I want to take note of a "debugging" (troubleshooting really) session and about something that I did unconsciously, and that I thought about later, and realized it was a great step (gg me).

(Sorry for the technical rant).

The troubleshooting session

I have been pulled in a debugging session for a problem that has been affecting some of my colleagues for about a week. I had identified the issue was not with infrastructure, so I pulled myself out of the discussion pretty quickly.

One week passed, and I was pulled back into the discussion to root cause the issue.

The troubleshooting call took two full hours and i finally gave up and started swearing and that led to finding the root cause of the issue (yep, swearing strongly correlates to finding root cause of issues -- that's science!).

To give some context, a deployment in Kubernetes was failing, after a software update. Each instance of such deployments spawned three containers, one of which would fail on boot.

Now, I pulled myself out of this issue because the developers had decided to use s6 as a process manager within the container. If you decide to use a process manager within a container within a pod within kubernetes then anything that happens to you after the container starts is none of my problems. You picked that, you troubleshoot that.

The issue is, s6 was complaining about wanting to be pid 1 but somebody else was already pid1.

I replaced the execution of s6 with a dumb sleep 1d and watched the pod come to life: I could debug further.

The thing is, who was holding pid 1? It was a pause process. Now, I've seen that in the past (podman anyone?) so I didn't give it much thought.

Who's launching that process? It wasn't the command parameter for any of the containers. Heck, there was no pause binary any of the container images at all.

At this point I started removing one of the three containers. Down to two, problem still present, one more container to remove, to isolate the issue.

Basically: let's strip this to the minimal state and get this running.

Then maybe we'll re-add the previously removed pieces one by one and see what's preventing this from starting.

Except... There was no other container to remove. Only at this point I realized the deployment only defined two containers. Actually, the container I had already removed from the spec was the "second container". So according to spec, the pods had to have only one container yet there were two.

Only at this point things started to click.

Something else must be adding that container.

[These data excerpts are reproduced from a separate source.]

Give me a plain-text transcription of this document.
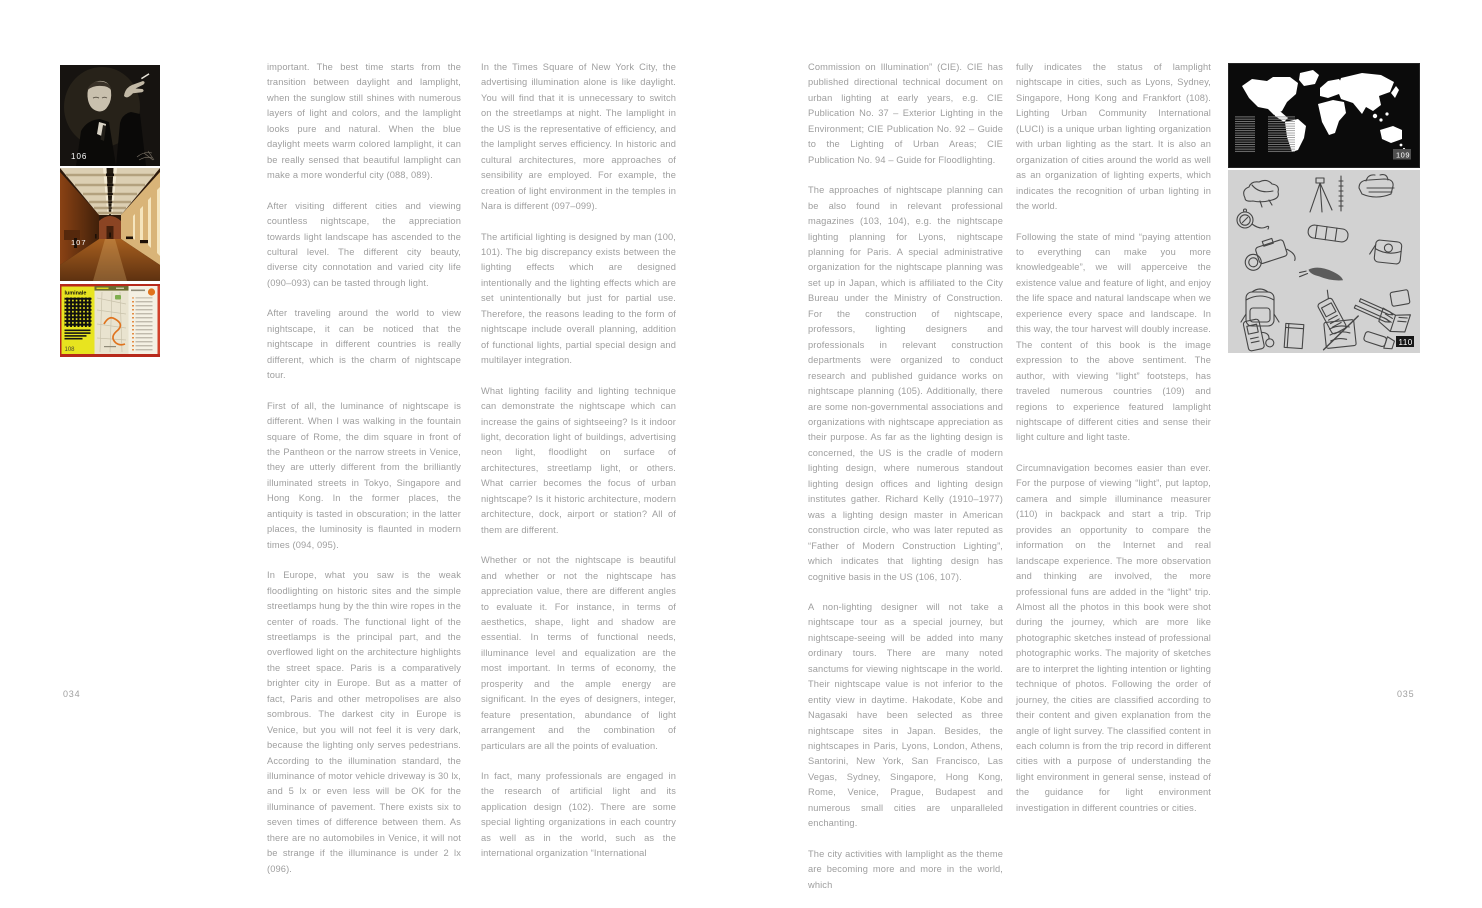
106
107
luminale
108

important. The best time starts from the transition between daylight and lamplight, when the sunglow still shines with numerous layers of light and colors, and the lamplight looks pure and natural. When the blue daylight meets warm colored lamplight, it can be really sensed that beautiful lamplight can make a more wonderful city (088, 089).

After visiting different cities and viewing countless nightscape, the appreciation towards light landscape has ascended to the cultural level. The different city beauty, diverse city connotation and varied city life (090–093) can be tasted through light.

After traveling around the world to view nightscape, it can be noticed that the nightscape in different countries is really different, which is the charm of nightscape tour.

First of all, the luminance of nightscape is different. When I was walking in the fountain square of Rome, the dim square in front of the Pantheon or the narrow streets in Venice, they are utterly different from the brilliantly illuminated streets in Tokyo, Singapore and Hong Kong. In the former places, the antiquity is tasted in obscuration; in the latter places, the luminosity is flaunted in modern times (094, 095).

In Europe, what you saw is the weak floodlighting on historic sites and the simple streetlamps hung by the thin wire ropes in the center of roads. The functional light of the streetlamps is the principal part, and the overflowed light on the architecture highlights the street space. Paris is a comparatively brighter city in Europe. But as a matter of fact, Paris and other metropolises are also sombrous. The darkest city in Europe is Venice, but you will not feel it is very dark, because the lighting only serves pedestrians. According to the illumination standard, the illuminance of motor vehicle driveway is 30 lx, and 5 lx or even less will be OK for the illuminance of pavement. There exists six to seven times of difference between them. As there are no automobiles in Venice, it will not be strange if the illuminance is under 2 lx (096).

In the Times Square of New York City, the advertising illumination alone is like daylight. You will find that it is unnecessary to switch on the streetlamps at night. The lamplight in the US is the representative of efficiency, and the lamplight serves efficiency. In historic and cultural architectures, more approaches of sensibility are employed. For example, the creation of light environment in the temples in Nara is different (097–099).

The artificial lighting is designed by man (100, 101). The big discrepancy exists between the lighting effects which are designed intentionally and the lighting effects which are set unintentionally but just for partial use. Therefore, the reasons leading to the form of nightscape include overall planning, addition of functional lights, partial special design and multilayer integration.

What lighting facility and lighting technique can demonstrate the nightscape which can increase the gains of sightseeing? Is it indoor light, decoration light of buildings, advertising neon light, floodlight on surface of architectures, streetlamp light, or others. What carrier becomes the focus of urban nightscape? Is it historic architecture, modern architecture, dock, airport or station? All of them are different.

Whether or not the nightscape is beautiful and whether or not the nightscape has appreciation value, there are different angles to evaluate it. For instance, in terms of aesthetics, shape, light and shadow are essential. In terms of functional needs, illuminance level and equalization are the most important. In terms of economy, the prosperity and the ample energy are significant. In the eyes of designers, integer, feature presentation, abundance of light arrangement and the combination of particulars are all the points of evaluation.

In fact, many professionals are engaged in the research of artificial light and its application design (102). There are some special lighting organizations in each country as well as in the world, such as the international organization “International

034

Commission on Illumination” (CIE). CIE has published directional technical document on urban lighting at early years, e.g. CIE Publication No. 37 – Exterior Lighting in the Environment; CIE Publication No. 92 – Guide to the Lighting of Urban Areas; CIE Publication No. 94 – Guide for Floodlighting.

The approaches of nightscape planning can be also found in relevant professional magazines (103, 104), e.g. the nightscape lighting planning for Lyons, nightscape planning for Paris. A special administrative organization for the nightscape planning was set up in Japan, which is affiliated to the City Bureau under the Ministry of Construction. For the construction of nightscape, professors, lighting designers and professionals in relevant construction departments were organized to conduct research and published guidance works on nightscape planning (105). Additionally, there are some non-governmental associations and organizations with nightscape appreciation as their purpose. As far as the lighting design is concerned, the US is the cradle of modern lighting design, where numerous standout lighting design offices and lighting design institutes gather. Richard Kelly (1910–1977) was a lighting design master in American construction circle, who was later reputed as “Father of Modern Construction Lighting”, which indicates that lighting design has cognitive basis in the US (106, 107).

A non-lighting designer will not take a nightscape tour as a special journey, but nightscape-seeing will be added into many ordinary tours. There are many noted sanctums for viewing nightscape in the world. Their nightscape value is not inferior to the entity view in daytime. Hakodate, Kobe and Nagasaki have been selected as three nightscape sites in Japan. Besides, the nightscapes in Paris, Lyons, London, Athens, Santorini, New York, San Francisco, Las Vegas, Sydney, Singapore, Hong Kong, Rome, Venice, Prague, Budapest and numerous small cities are unparalleled enchanting.

The city activities with lamplight as the theme are becoming more and more in the world, which

fully indicates the status of lamplight nightscape in cities, such as Lyons, Sydney, Singapore, Hong Kong and Frankfort (108). Lighting Urban Community International (LUCI) is a unique urban lighting organization with urban lighting as the start. It is also an organization of cities around the world as well as an organization of lighting experts, which indicates the recognition of urban lighting in the world.

Following the state of mind “paying attention to everything can make you more knowledgeable”, we will apperceive the existence value and feature of light, and enjoy the life space and natural landscape when we experience every space and landscape. In this way, the tour harvest will doubly increase. The content of this book is the image expression to the above sentiment. The author, with viewing “light” footsteps, has traveled numerous countries (109) and regions to experience featured lamplight nightscape of different cities and sense their light culture and light taste.

Circumnavigation becomes easier than ever. For the purpose of viewing “light”, put laptop, camera and simple illuminance measurer (110) in backpack and start a trip. Trip provides an opportunity to compare the information on the Internet and real landscape experience. The more observation and thinking are involved, the more professional funs are added in the “light” trip. Almost all the photos in this book were shot during the journey, which are more like photographic sketches instead of professional photographic works. The majority of sketches are to interpret the lighting intention or lighting technique of photos. Following the order of journey, the cities are classified according to their content and given explanation from the angle of light survey. The classified content in each column is from the trip record in different cities with a purpose of understanding the light environment in general sense, instead of the guidance for light environment investigation in different countries or cities.

109
110
035
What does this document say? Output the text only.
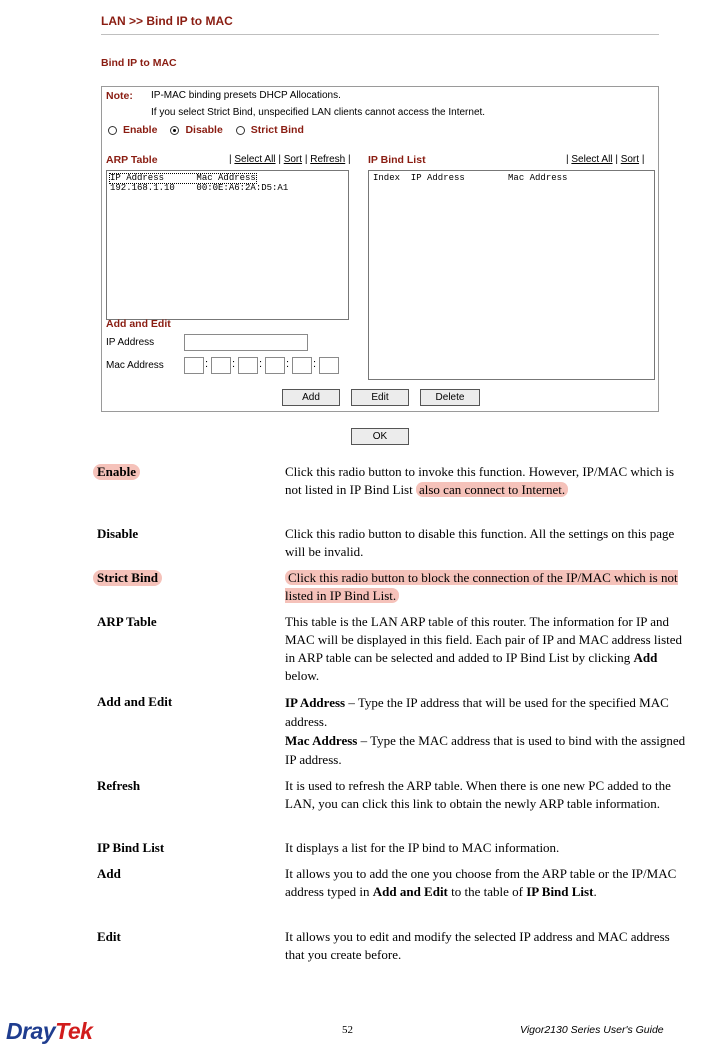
LAN >> Bind IP to MAC
Bind IP to MAC
Note: IP-MAC binding presets DHCP Allocations.
If you select Strict Bind, unspecified LAN clients cannot access the Internet.
Enable	Disable	Strict Bind
ARP Table	| Select All | Sort | Refresh | IP Bind List	| Select All | Sort |
IP Address      Mac Address
192.168.1.10    00:0E:A6:2A:D5:A1
Index  IP Address        Mac Address
Add and Edit
IP Address
Mac Address	: : : : :
Add	Edit	Delete
OK
Enable	Click this radio button to invoke this function. However, IP/MAC which is not listed in IP Bind List also can connect to Internet.
Disable	Click this radio button to disable this function. All the settings on this page will be invalid.
Strict Bind	Click this radio button to block the connection of the IP/MAC which is not listed in IP Bind List.
ARP Table	This table is the LAN ARP table of this router. The information for IP and MAC will be displayed in this field. Each pair of IP and MAC address listed in ARP table can be selected and added to IP Bind List by clicking Add below.
Add and Edit	IP Address – Type the IP address that will be used for the specified MAC address.
Mac Address – Type the MAC address that is used to bind with the assigned IP address.
Refresh	It is used to refresh the ARP table. When there is one new PC added to the LAN, you can click this link to obtain the newly ARP table information.
IP Bind List	It displays a list for the IP bind to MAC information.
Add	It allows you to add the one you choose from the ARP table or the IP/MAC address typed in Add and Edit to the table of IP Bind List.
Edit	It allows you to edit and modify the selected IP address and MAC address that you create before.
DrayTek	52	Vigor2130 Series User's Guide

That quickly made me look for a mutating web-hook and... There actually was a web-hook doing exactly that (injecting additional containers) on pods deployed in namespaces having a certain label.

I removed the label and rollout-restarted that deployment, and voilà, no extra extra container, no pause binary running, s6 could happily live as pid 1.

Now, the pod didn't work anyway as that extra container was doing actual work after all but s6 could start.

The root cause was found, and the developers now know what's bothering them and can go implement my initial suggestion ("get rid of s6").

I could finally pull myself out of this issue again, this time with a bit of satisfaction (I kinda like troubleshooting stuff).

This piece isn't really about pods

Essentially this boils down to the cause of problems becoming evident (or at least much easier to spot) when you remove noise, when you strip down the situation to the bare minimum, when you iteratively remove more and more until only the thing remaining is what's supposed to be working. At this point the issue is very likely to become self-evident, almost trivial to spot (in hindsight, at least).

I wonder to what else in life I can apply such approach.

I wonder what else should I "strip down" to a minimum.